– Им тоже было нелегко умирать, сволочь, – прошипел нерегиль, щурясь и глядя на уже болтающееся в воздухе, дрыгающееся тело в белой рубашке.
– Да что с тобой, братишка, – не выдержал Хасан. – Я не стал ничего говорить, но сам-то посуди: он лишь выполнял приказ своего господина. Я бы тоже не отдал свой харим врагу!
А нерегиль весь перекосился и топнул ногой:
– А обвинят во всем меня! Меня!
Развернулся и, звеня наплечными пластинами панциря, зашагал прочь.
– А что такого случилось?.. – пробормотал Хасан.
Нет, пожалуй, человеку сумеречника не понять. Любят же аль-самийа говорить загадками…
Ибн Ахмад обернулся к сидевшему все это время на нижней ступени Исхаку ибн Худайру. Может, хоть начальник тайной стражи хоть что-нибудь объяснит?
Тот, приподняв край влажной, покрытой крошечными капельками абы, внимательно смотрел вслед нерегилю.
– Спешит, – усмехнулся, наконец, глава тайной стражи.
– Куда? – поднял брови Хасан.
– Увы, не туда, куда надо.
И ибн Худайр снова закрылся абой.
Командующий Правой гвардией пожал плечами и обернулся обратно к мосту. Вопли казнимого стихли, и бессильно повисшее тело раскачивал сильный ветер.
– Кого отправишь в столицу с пленными?
Смазливый мальчишка бережно наклонил над здоровенной чашкой длинный тонкогорлый кувшин из позолоченного хрусталя. Вино тонкой струйкой забилось о круглое серебряное донышко.
Между Хасаном и Тариком стояла большая бронзовая жаровня, и поднимающийся от углей жар заволакивал извивающимся маревом обескровленное лицо нерегиля. Тот лишь покачал головой – и отставил так и не пригубленную чашу.
– Да что с тобой, братишка? – снова рассердился Хасан. – Сейчас время радоваться, а не печалиться. Судьба не дала нам стать врагами, и мы снова сражались щитом к щиту! Разбили неприятеля! Изменники схвачены, их войско рассеяно! Не обижай удачу кислым видом – слышишь, братишка?
Но Тарик упрямо мотнул головой:
– Этот поход… он с самого начала не задался. Я не понимаю почему…
Хасан расхохотался – искренне и громко:
– Да ты, я смотрю, избаловался мгновенными победами! Халиф Умар ибн Фарис осаждал столицу два года, пока не подавил прошлый мятеж Зайядитов!

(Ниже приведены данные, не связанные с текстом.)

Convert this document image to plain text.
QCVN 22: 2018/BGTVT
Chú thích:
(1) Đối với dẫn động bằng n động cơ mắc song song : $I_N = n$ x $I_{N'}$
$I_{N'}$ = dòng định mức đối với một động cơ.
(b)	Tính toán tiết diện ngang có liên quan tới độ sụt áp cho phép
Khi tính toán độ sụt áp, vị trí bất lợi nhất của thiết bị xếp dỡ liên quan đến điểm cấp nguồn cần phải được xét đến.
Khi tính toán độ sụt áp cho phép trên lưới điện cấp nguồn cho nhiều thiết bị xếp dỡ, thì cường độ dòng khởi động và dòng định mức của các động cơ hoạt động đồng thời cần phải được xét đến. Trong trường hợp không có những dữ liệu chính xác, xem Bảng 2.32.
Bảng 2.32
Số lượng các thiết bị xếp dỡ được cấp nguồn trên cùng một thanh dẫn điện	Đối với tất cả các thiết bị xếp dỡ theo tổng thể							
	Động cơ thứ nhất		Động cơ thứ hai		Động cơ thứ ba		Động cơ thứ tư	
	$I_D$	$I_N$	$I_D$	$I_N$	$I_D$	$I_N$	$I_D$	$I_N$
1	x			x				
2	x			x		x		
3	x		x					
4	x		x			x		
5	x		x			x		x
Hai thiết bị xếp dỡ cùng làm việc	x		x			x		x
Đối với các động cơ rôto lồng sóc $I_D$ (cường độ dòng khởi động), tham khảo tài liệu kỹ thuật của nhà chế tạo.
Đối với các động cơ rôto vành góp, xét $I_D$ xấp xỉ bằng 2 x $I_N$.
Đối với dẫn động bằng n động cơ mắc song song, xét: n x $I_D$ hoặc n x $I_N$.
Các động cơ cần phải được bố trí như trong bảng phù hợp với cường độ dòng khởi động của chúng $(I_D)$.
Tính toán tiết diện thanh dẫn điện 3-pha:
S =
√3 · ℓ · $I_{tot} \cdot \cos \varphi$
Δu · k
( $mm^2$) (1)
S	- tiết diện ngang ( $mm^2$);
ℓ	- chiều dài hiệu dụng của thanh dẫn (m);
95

– Старый Тахир ибн аль-Хусайн погиб… Хороший был полководец. И верный… А в руки мне попали совсем не те люди…
– Они никогда не выдают тело того, кого провозгласили тайным имамом, – покачал головой ашшарит. – Никогда. И чем тебе не те люди ибн Казман и ибн Бакийа? Племянник вазира бросился на меч – да простит его Всевышний! – но эти-то двое у нас в руках! Разве не кажется тебе достойным удивления, что дважды предавший халифа ибн Казман примет смерть, которую его отец измыслил для главного вазира?
Тарик брезгливо сморщился:
– Да уж, вы, ашшариты, горазды на выдумки… Впрочем, я еще в Куртубе говорил, что этого юнца незачем миловать, – ибо он все равно обратит оружие против нас. Оказалось, я был прав.
Хасан молча кивнул. Тогда, на приеме у халифа, он промолчал – но в глубине души согласился с оравшим перед троном Аммара ибн Амира нерегилем. Оставлять мятежников в живых – все равно, что оставлять тлеющими угли костра в сухой степи. Мятежи щедро заливают кровью их главарей – или они вспыхивают снова и разрастаются в пожирающий государство пожар.
В косяк двери, скрытой висевшим в проеме ковром, поскреблись.
– Войди, Самуха.
Под ковер прополз мальчишка из джунгар, которого Тарик поймал тогда на улицах Мурэна. Юный невольник почтительно припал к толстым хорасанским коврам, щедро покрывавшим весь пол просторного покоя.
– Говори.
– Голубь из столицы, сейид. С посланием от Саида аль-Амина, вольноотпущенника эмира верующих.
Нерегиль оставил способного молодого ханетту с тысячей воинов в качестве Левых дворцовых гвардейцев.
– Дай сюда.
Мальчик быстро подполз на коленях к нерегилю, снова прижался лбом к ковру и почтительно протянул господину деревянный поднос с крошечным свитком. Нерегиль взял его, развернул и углубился в чтение. Хасан, покручивая ус, думал, что ибн Худайр наверняка уже знает то же самое. Один он, ибн Ахмад, остался не у дел – и в полной безвестности. Впрочем, таков удел воина – узнавать все последним и делать то, что тебе приказывают.